Given that the proxy API offers us yet another method of wrapping objects with the meta layer (Proxy.revocable()), an access to the membrane can be easily revoked, what makes the whole proxied object graph secure.

Those secure structures may be used for various scenarios - e.g. to allow web browsers developers to create host objects inside the Javascript layer of their engines. Before ES6 most of the host objects must have been defined in the lower-level layer of the browser environment, most likely written in C++. That required developers to be extremely careful about both security and performance - each interaction with host object probably resulted in a few jumps between Javascript and C++ runtimes.

Host objects development evolution

Now the need of additional C++ overhead is gone and host objects can be self-hosted.

End of the journey

Wow. That was a really long journey. Hopefully you get the general idea about Javascript metaprogramming and appreciate the effort put by Ecma Commitee to bring it to life with ES6 release. As you may have noticed, proxies are a highly underestimated yet very powerful tool that may serve various purposes and can help with overcoming everyday programming obstacles. Obviously we should not forget that proxied objects come with a small performance overhead (V8 team has already refactored the code behind that feature to make it more efficient) - but in most cases the impact will be marginal.

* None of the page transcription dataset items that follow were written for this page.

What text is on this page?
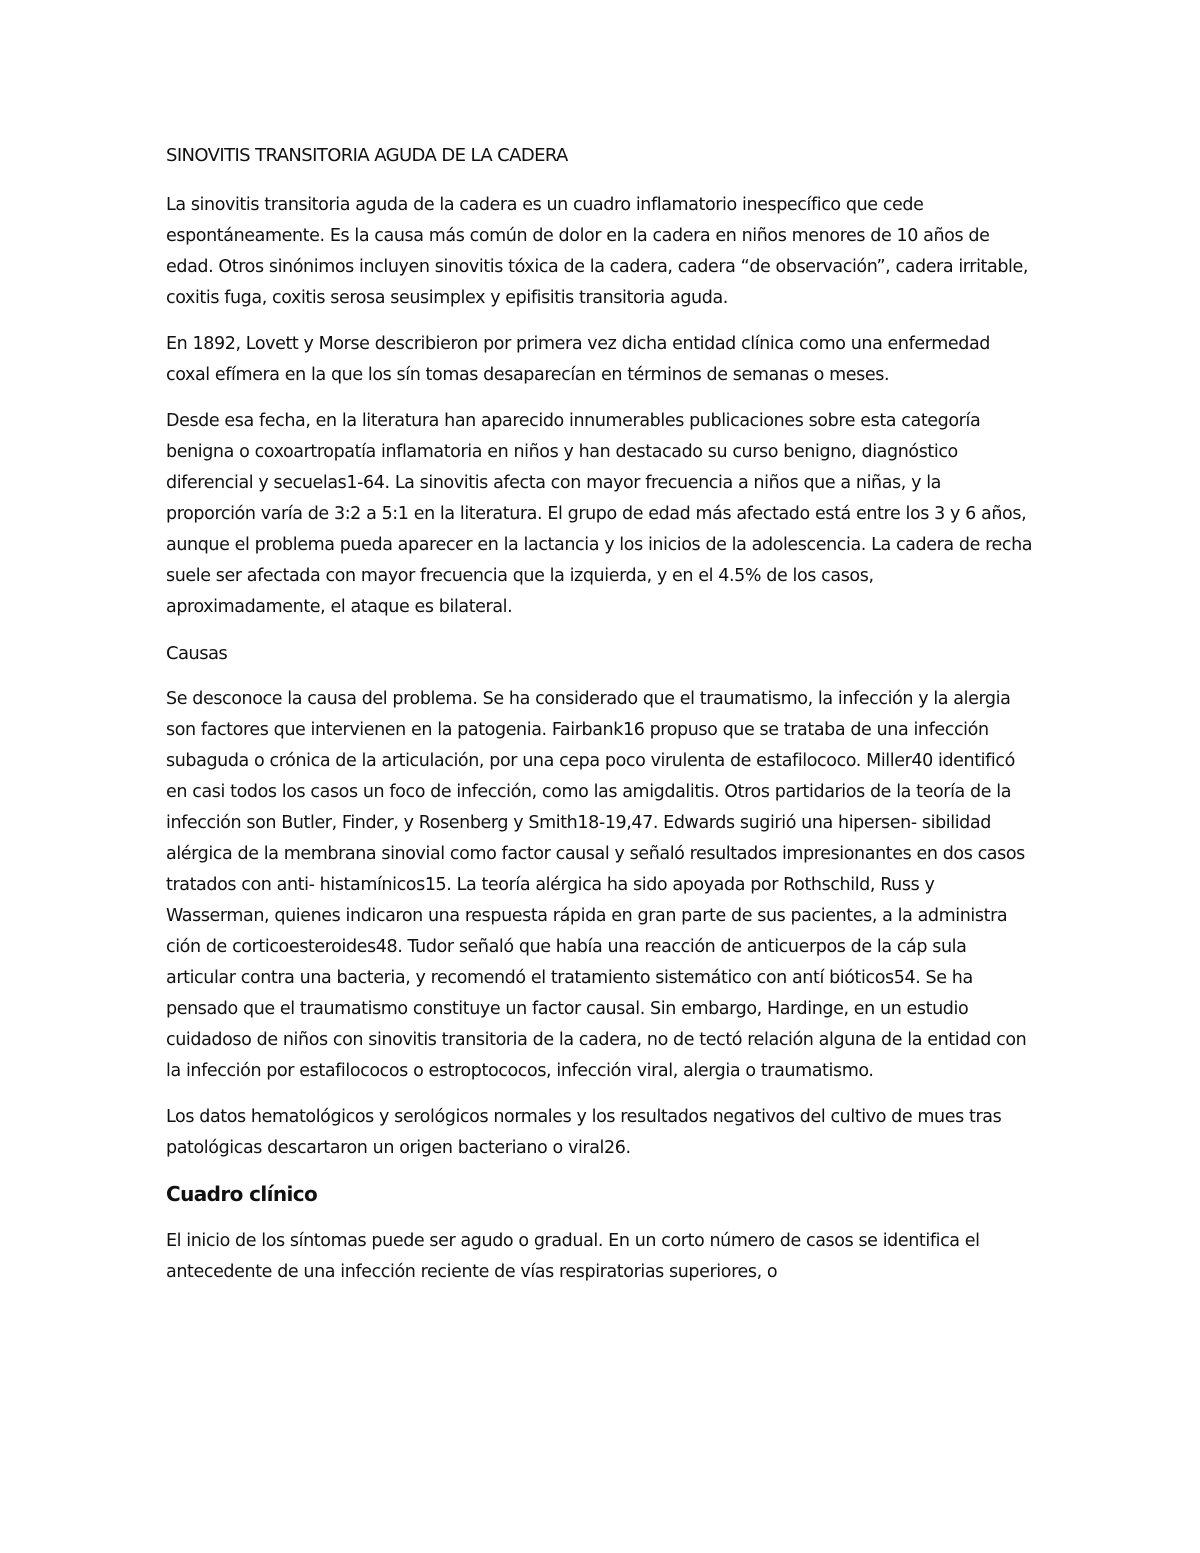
SINOVITIS TRANSITORIA AGUDA DE LA CADERA
La sinovitis transitoria aguda de la cadera es un cuadro inflamatorio inespecífico que cede espontáneamente. Es la causa más común de dolor en la cadera en niños menores de 10 años de edad. Otros sinónimos incluyen sinovitis tóxica de la cadera, cadera “de observación”, cadera irritable, coxitis fuga, coxitis serosa seusimplex y epifisitis transitoria aguda.
En 1892, Lovett y Morse describieron por primera vez dicha entidad clínica como una enfermedad coxal efímera en la que los sín tomas desaparecían en términos de semanas o meses.
Desde esa fecha, en la literatura han aparecido innumerables publicaciones sobre esta categoría benigna o coxoartropatía inflamatoria en niños y han destacado su curso benigno, diagnóstico diferencial y secuelas1-64. La sinovitis afecta con mayor frecuencia a niños que a niñas, y la proporción varía de 3:2 a 5:1 en la literatura. El grupo de edad más afectado está entre los 3 y 6 años, aunque el problema pueda aparecer en la lactancia y los inicios de la adolescencia. La cadera de recha suele ser afectada con mayor frecuencia que la izquierda, y en el 4.5% de los casos, aproximadamente, el ataque es bilateral.
Causas
Se desconoce la causa del problema. Se ha considerado que el traumatismo, la infección y la alergia son factores que intervienen en la patogenia. Fairbank16 propuso que se trataba de una infección subaguda o crónica de la articulación, por una cepa poco virulenta de estafilococo. Miller40 identificó en casi todos los casos un foco de infección, como las amigdalitis. Otros partidarios de la teoría de la infección son Butler, Finder, y Rosenberg y Smith18-19,47. Edwards sugirió una hipersen- sibilidad alérgica de la membrana sinovial como factor causal y señaló resultados impresionantes en dos casos tratados con anti- histamínicos15. La teoría alérgica ha sido apoyada por Rothschild, Russ y Wasserman, quienes indicaron una respuesta rápida en gran parte de sus pacientes, a la administra ción de corticoesteroides48. Tudor señaló que había una reacción de anticuerpos de la cáp sula articular contra una bacteria, y recomendó el tratamiento sistemático con antí bióticos54. Se ha pensado que el traumatismo constituye un factor causal. Sin embargo, Hardinge, en un estudio cuidadoso de niños con sinovitis transitoria de la cadera, no de tectó relación alguna de la entidad con la infección por estafilococos o estroptococos, infección viral, alergia o traumatismo.
Los datos hematológicos y serológicos normales y los resultados negativos del cultivo de mues tras patológicas descartaron un origen bacteriano o viral26.
Cuadro clínico
El inicio de los síntomas puede ser agudo o gradual. En un corto número de casos se identifica el antecedente de una infección reciente de vías respiratorias superiores, o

Please feel encouraged to explore the metaprogramming world even more - I found the resources linked in this article very revealing so if you have some spare time, I highly recommend to read them and discover the whole domain on your own. Do not ignore the yet another EcmaScript 6 deliverance - static Reflect built-in. Even though that stuff seems to be boring at first glance, it really helps to sharpen our vision and makes us - ordinary programmers - better developers.